Tout d’abord, cela nous montre bien qu’une seule étude,
prise isolément, n’est pas détentrice de la vérité en science. Les résultats
d’une étude doivent être nécessairement répliqués à travers le monde pour qu’on
puisse y attribuer un petit peu de crédit. Il ne faut jamais rien prendre pour
certain en science, et en particulier lorsque l’on n’a qu’une seule étude pour
se faire son opinion !
Les méta-analyses sont les travaux dont les conclusions sont
considérées comme les plus fiables, du fait du grand nombre d’études qu’elles
incluent et du très grand nombre d’individus qu’elles étudient. Cependant,
attention à l’effet tiroir !
Concernant l’effet des β-bloquants sur la survenue de SSPT,
il est difficile de conclure aujourd’hui quoi que ce soit : les études sur
le sujet sont trop contradictoires (je ne vous en ai par parlé, mais il y a
quelques travaux qui ne trouvent de leur côté aucune différence entre les
individus traités et non-traités), et la méta-analyse trop modeste pour en
tirer des certitudes.
Alors quoi faire ? Continuer à chercher pardi ! Il
faut de nouvelles études sur le sujet, aux protocoles soignés et si possible
avec le maximum d’individus inclus pour apporter de nouvelles précisions et
pouvoir se faire un avis en connaissance de cause. Des études comme celle dont
parlait TF1 dans son 20h du 12 novembre, qui mettront peut être en évidence un
effet qui n’avait pour le moment pas été démontré… ou peut être pas –d’où
l’intérêt de ne pas porter de conclusions hâtives… !

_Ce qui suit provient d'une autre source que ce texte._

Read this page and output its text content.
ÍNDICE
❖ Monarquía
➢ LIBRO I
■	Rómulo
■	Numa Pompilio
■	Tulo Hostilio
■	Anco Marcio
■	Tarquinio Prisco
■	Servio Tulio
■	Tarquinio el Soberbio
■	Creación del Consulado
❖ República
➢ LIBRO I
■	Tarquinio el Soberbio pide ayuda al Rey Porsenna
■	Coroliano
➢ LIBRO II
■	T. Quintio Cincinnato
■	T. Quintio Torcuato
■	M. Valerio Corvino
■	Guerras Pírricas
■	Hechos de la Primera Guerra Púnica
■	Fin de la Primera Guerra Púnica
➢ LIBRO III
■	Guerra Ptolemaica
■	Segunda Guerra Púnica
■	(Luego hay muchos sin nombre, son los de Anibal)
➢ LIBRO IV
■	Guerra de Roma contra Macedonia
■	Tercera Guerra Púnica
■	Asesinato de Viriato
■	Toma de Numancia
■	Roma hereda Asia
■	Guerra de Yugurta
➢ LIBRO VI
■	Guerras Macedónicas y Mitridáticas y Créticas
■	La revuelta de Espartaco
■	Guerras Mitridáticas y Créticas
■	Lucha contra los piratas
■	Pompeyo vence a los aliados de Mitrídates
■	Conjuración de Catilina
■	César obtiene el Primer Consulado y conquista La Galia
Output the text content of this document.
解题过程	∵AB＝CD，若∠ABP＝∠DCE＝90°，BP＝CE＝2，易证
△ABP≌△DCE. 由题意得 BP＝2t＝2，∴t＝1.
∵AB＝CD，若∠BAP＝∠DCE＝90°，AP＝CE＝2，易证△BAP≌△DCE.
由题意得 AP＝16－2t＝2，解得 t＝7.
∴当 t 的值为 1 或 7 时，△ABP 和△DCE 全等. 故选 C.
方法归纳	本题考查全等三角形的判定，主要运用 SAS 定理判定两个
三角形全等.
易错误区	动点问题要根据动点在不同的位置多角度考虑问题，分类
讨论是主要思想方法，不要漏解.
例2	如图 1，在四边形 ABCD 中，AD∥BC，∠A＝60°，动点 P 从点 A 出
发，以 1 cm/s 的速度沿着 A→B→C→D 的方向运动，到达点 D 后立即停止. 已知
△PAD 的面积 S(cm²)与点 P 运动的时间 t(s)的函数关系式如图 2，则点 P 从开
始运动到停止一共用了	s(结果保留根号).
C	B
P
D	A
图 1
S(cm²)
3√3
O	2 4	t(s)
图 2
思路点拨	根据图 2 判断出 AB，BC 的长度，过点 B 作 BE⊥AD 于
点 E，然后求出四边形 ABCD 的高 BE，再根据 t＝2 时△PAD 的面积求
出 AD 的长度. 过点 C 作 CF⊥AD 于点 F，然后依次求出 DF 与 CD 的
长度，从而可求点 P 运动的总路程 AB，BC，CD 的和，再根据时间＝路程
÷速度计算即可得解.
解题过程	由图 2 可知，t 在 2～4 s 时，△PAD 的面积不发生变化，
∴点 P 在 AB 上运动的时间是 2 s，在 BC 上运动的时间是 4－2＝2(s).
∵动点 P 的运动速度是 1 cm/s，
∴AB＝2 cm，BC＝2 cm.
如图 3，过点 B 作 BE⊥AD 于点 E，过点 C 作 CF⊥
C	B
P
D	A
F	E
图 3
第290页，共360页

Chercher, encore et toujours !
SOURCES :
- Argolo, F. C., Cavalcanti-Ribeiro, P., Netto, L. R., &
Quarantini, L. C. (2015). Prevention
of posttraumatic stress disorder with propranolol: A meta-analytic review. Journal
of psychosomatic research, 79(2), 89-93.
- Vaiva,
G., Ducrocq, F., Jezequel, K., Averland, B., Lestavel, P., Brunet, A., &
Marmar, C. R. (2003). Immediate treatment with propranolol decreases
posttraumatic stress disorder two months after trauma. Biological psychiatry,
54(9), 947-949.
-
O’donnell, T., Hegadoren, K. M., & Coupland, N. C. (2004). Noradrenergic
mechanisms in the pathophysiology of post-traumatic stress disorder. Neuropsychobiology,
50(4), 273-283.
- Syndromes coronariens aigus ST+, cours de J. Nadal et D.